In what became known as the Great Migration, more than 1.5 million black people left the South, and, while they faced difficulties, their chances overall were better in the North. They had to adapt to significant cultural change, as most went from rural areas to major industrial cities. In the South, white people worried about the loss of their labor force and so frequently tried to block the black migration.

Even in the North, there was still segregation; black people had to compete for jobs and housing in cities that also drew millions of Eastern- and Southern-European immigrants. African Americans commonly experienced racism in the context of territorialism, often from ethnic Irish people defending their power bases.
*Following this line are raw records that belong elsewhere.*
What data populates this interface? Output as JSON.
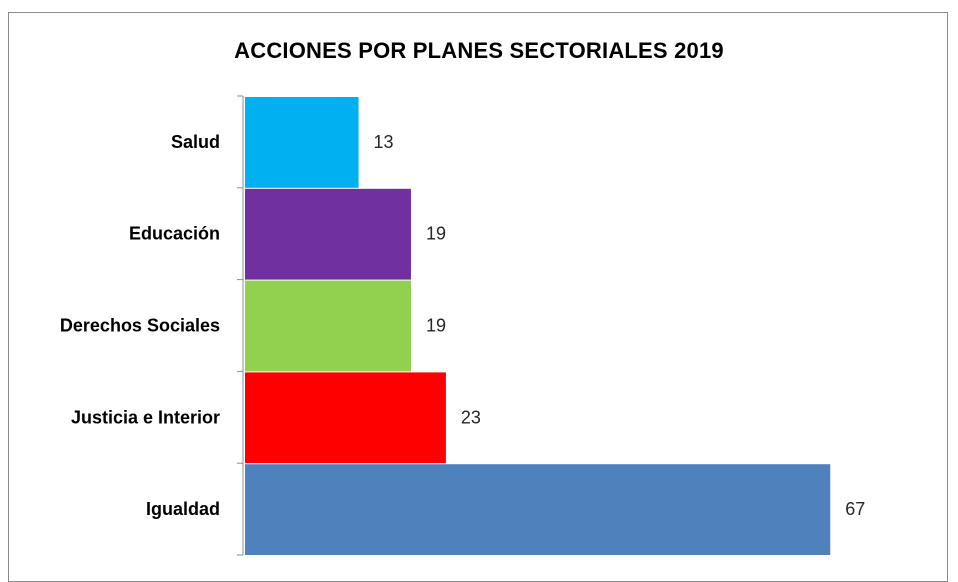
{
  "chart_data": {
    "type": "bar",
    "orientation": "horizontal",
    "title": "ACCIONES POR PLANES SECTORIALES 2019",
    "categories": [
      "Salud",
      "Educación",
      "Derechos Sociales",
      "Justicia e Interior",
      "Igualdad"
    ],
    "values": [
      13,
      19,
      19,
      23,
      67
    ],
    "bar_colors": [
      "#00b0f0",
      "#7030a0",
      "#92d050",
      "#ff0000",
      "#4f81bd"
    ],
    "xlabel": "",
    "ylabel": "",
    "xlim": [
      0,
      68
    ],
    "grid": false,
    "legend": "none",
    "data_labels": true
  }
}
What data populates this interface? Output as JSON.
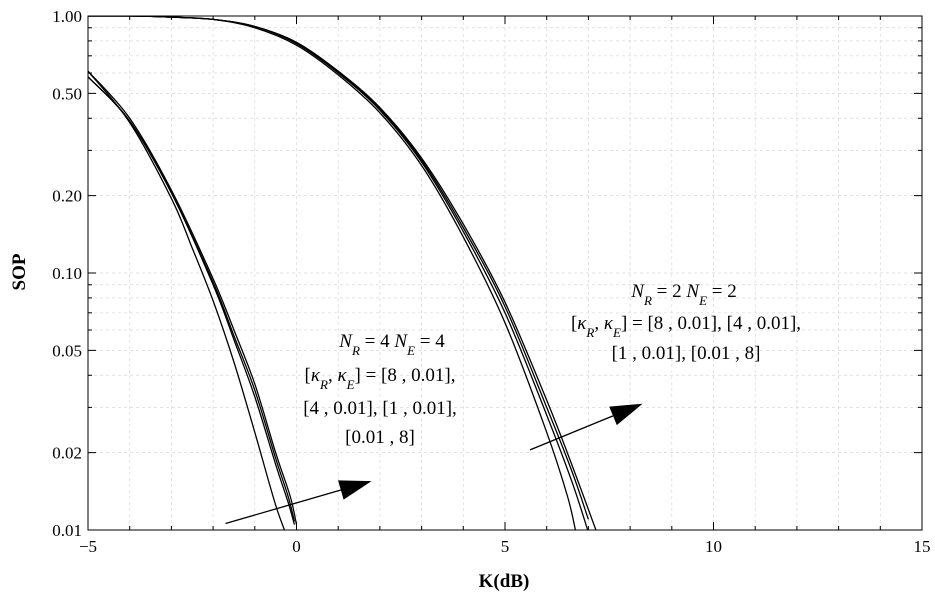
{
  "chart_data": {
    "type": "line",
    "title": "",
    "xlabel": "K(dB)",
    "ylabel": "SOP",
    "xlim": [
      -5,
      15
    ],
    "ylim": [
      0.01,
      1.0
    ],
    "yscale": "log",
    "grid": true,
    "x_ticks": [
      -5,
      0,
      5,
      10,
      15
    ],
    "x_tick_labels": [
      "−5",
      "0",
      "5",
      "10",
      "15"
    ],
    "y_ticks": [
      0.01,
      0.02,
      0.05,
      0.1,
      0.2,
      0.5,
      1.0
    ],
    "y_tick_labels": [
      "0.01",
      "0.02",
      "0.05",
      "0.10",
      "0.20",
      "0.50",
      "1.00"
    ],
    "line_color": "#000000",
    "series": [
      {
        "group": "NR4_NE4",
        "kappa": "[8 , 0.01]",
        "x": [
          -5,
          -4,
          -3,
          -2,
          -1.5,
          -1,
          -0.5,
          -0.2,
          -0.05
        ],
        "y": [
          0.58,
          0.39,
          0.205,
          0.09,
          0.055,
          0.033,
          0.018,
          0.0128,
          0.0105
        ]
      },
      {
        "group": "NR4_NE4",
        "kappa": "[4 , 0.01]",
        "x": [
          -5,
          -4,
          -3,
          -2,
          -1.5,
          -1,
          -0.5,
          -0.2,
          -0.05
        ],
        "y": [
          0.58,
          0.39,
          0.205,
          0.092,
          0.057,
          0.035,
          0.019,
          0.0135,
          0.0108
        ]
      },
      {
        "group": "NR4_NE4",
        "kappa": "[1 , 0.01]",
        "x": [
          -5,
          -4,
          -3,
          -2,
          -1.5,
          -1,
          -0.5,
          -0.15,
          0.0
        ],
        "y": [
          0.61,
          0.4,
          0.21,
          0.095,
          0.06,
          0.037,
          0.02,
          0.0135,
          0.0105
        ]
      },
      {
        "group": "NR4_NE4",
        "kappa": "[0.01 , 8]",
        "x": [
          -5,
          -4,
          -3,
          -2.5,
          -2,
          -1.5,
          -1,
          -0.5,
          -0.2
        ],
        "y": [
          0.61,
          0.385,
          0.195,
          0.125,
          0.078,
          0.045,
          0.024,
          0.0125,
          0.0092
        ]
      },
      {
        "group": "NR2_NE2",
        "kappa": "[8 , 0.01]",
        "x": [
          -5,
          -4,
          -3,
          -2,
          -1,
          0,
          1,
          2,
          3,
          4,
          5,
          6,
          6.6,
          7.0
        ],
        "y": [
          1.0,
          1.0,
          0.99,
          0.97,
          0.91,
          0.78,
          0.6,
          0.43,
          0.27,
          0.145,
          0.07,
          0.028,
          0.0155,
          0.0098
        ]
      },
      {
        "group": "NR2_NE2",
        "kappa": "[4 , 0.01]",
        "x": [
          -5,
          -4,
          -3,
          -2,
          -1,
          0,
          1,
          2,
          3,
          4,
          5,
          6,
          6.6,
          7.0
        ],
        "y": [
          1.0,
          1.0,
          0.99,
          0.97,
          0.91,
          0.785,
          0.605,
          0.435,
          0.275,
          0.15,
          0.074,
          0.03,
          0.017,
          0.011
        ]
      },
      {
        "group": "NR2_NE2",
        "kappa": "[1 , 0.01]",
        "x": [
          -5,
          -4,
          -3,
          -2,
          -1,
          0,
          1,
          2,
          3,
          4,
          5,
          6,
          6.6,
          7.2
        ],
        "y": [
          1.0,
          1.0,
          0.99,
          0.97,
          0.91,
          0.79,
          0.61,
          0.44,
          0.28,
          0.155,
          0.077,
          0.032,
          0.018,
          0.0098
        ]
      },
      {
        "group": "NR2_NE2",
        "kappa": "[0.01 , 8]",
        "x": [
          -5,
          -4,
          -3,
          -2,
          -1,
          0,
          1,
          2,
          3,
          4,
          5,
          6,
          6.5,
          6.7
        ],
        "y": [
          1.0,
          1.0,
          0.99,
          0.97,
          0.9,
          0.77,
          0.59,
          0.42,
          0.262,
          0.138,
          0.064,
          0.024,
          0.0135,
          0.0098
        ]
      }
    ],
    "annotations": {
      "nr4": {
        "line1": {
          "base1": "N",
          "sub1": "R",
          "mid": " = 4  ",
          "base2": "N",
          "sub2": "E",
          "end": " = 4"
        },
        "line2": {
          "open": "[",
          "k1": "κ",
          "s1": "R",
          "sep": ", ",
          "k2": "κ",
          "s2": "E",
          "close": "] = [8 ,  0.01],"
        },
        "line3": "[4 ,  0.01], [1 ,  0.01],",
        "line4": "[0.01 ,  8]",
        "arrow": {
          "x1": -1.7,
          "y1": 0.0106,
          "x2": 1.8,
          "y2": 0.0155
        }
      },
      "nr2": {
        "line1": {
          "base1": "N",
          "sub1": "R",
          "mid": " = 2  ",
          "base2": "N",
          "sub2": "E",
          "end": " = 2"
        },
        "line2": {
          "open": "[",
          "k1": "κ",
          "s1": "R",
          "sep": ", ",
          "k2": "κ",
          "s2": "E",
          "close": "] = [8 ,  0.01], [4 ,  0.01],"
        },
        "line3": "[1 ,  0.01], [0.01 ,  8]",
        "arrow": {
          "x1": 5.6,
          "y1": 0.0205,
          "x2": 8.3,
          "y2": 0.031
        }
      }
    }
  }
}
Blackface performances—in which white people donned costumes and extensive makeup to appear black and portrayed African Americans as ignorant clowns—were still just as popular in the North as in the South.

Segregation in Ohio

A segregationist sign at a restaurant in Lancaster, Ohio, in 1938. Jim Crow laws established "separate-but-equal" facilities.

In some regions, black people could not serve on juries. The Supreme Court reflected conservative tendencies and did not overrule the Southern constitutional changes that disfranchised African Americans. Despite being made up almost entirely of Northerners, in the 1896 case of Plessy v. Ferguson, the Court ruled that "separate-but-equal" facilities for black people were in fact constitutional.

The years during and after World War I saw profound social tensions in the United States, not only because of the effects of the Great Migration and European immigration but also due to demobilization and the competition for jobs with returning veterans. Mass attacks on black people, sparked by strikes and economic competition, occurred in Houston, Philadelphia, and in East St. Louis in 1917. In 1919, there were riots in several major cities, resulting in the so-called Red Summer. The Chicago Race Riot of 1919 erupted into mob violence that lasted several days, leaving 15 white people and 23 black people dead. The 1921 Tulsa Race Riot in Tulsa, Oklahoma was even more deadly, with white mobs invading and burning the city’s Greenwood district.

Chicago Race Riot

A white gang looking for African Americans during the Chicago Race Riot of 1919. A lack of plans for demobilization after World War I exacerbated racial and economic tensions in many cities across the U.S.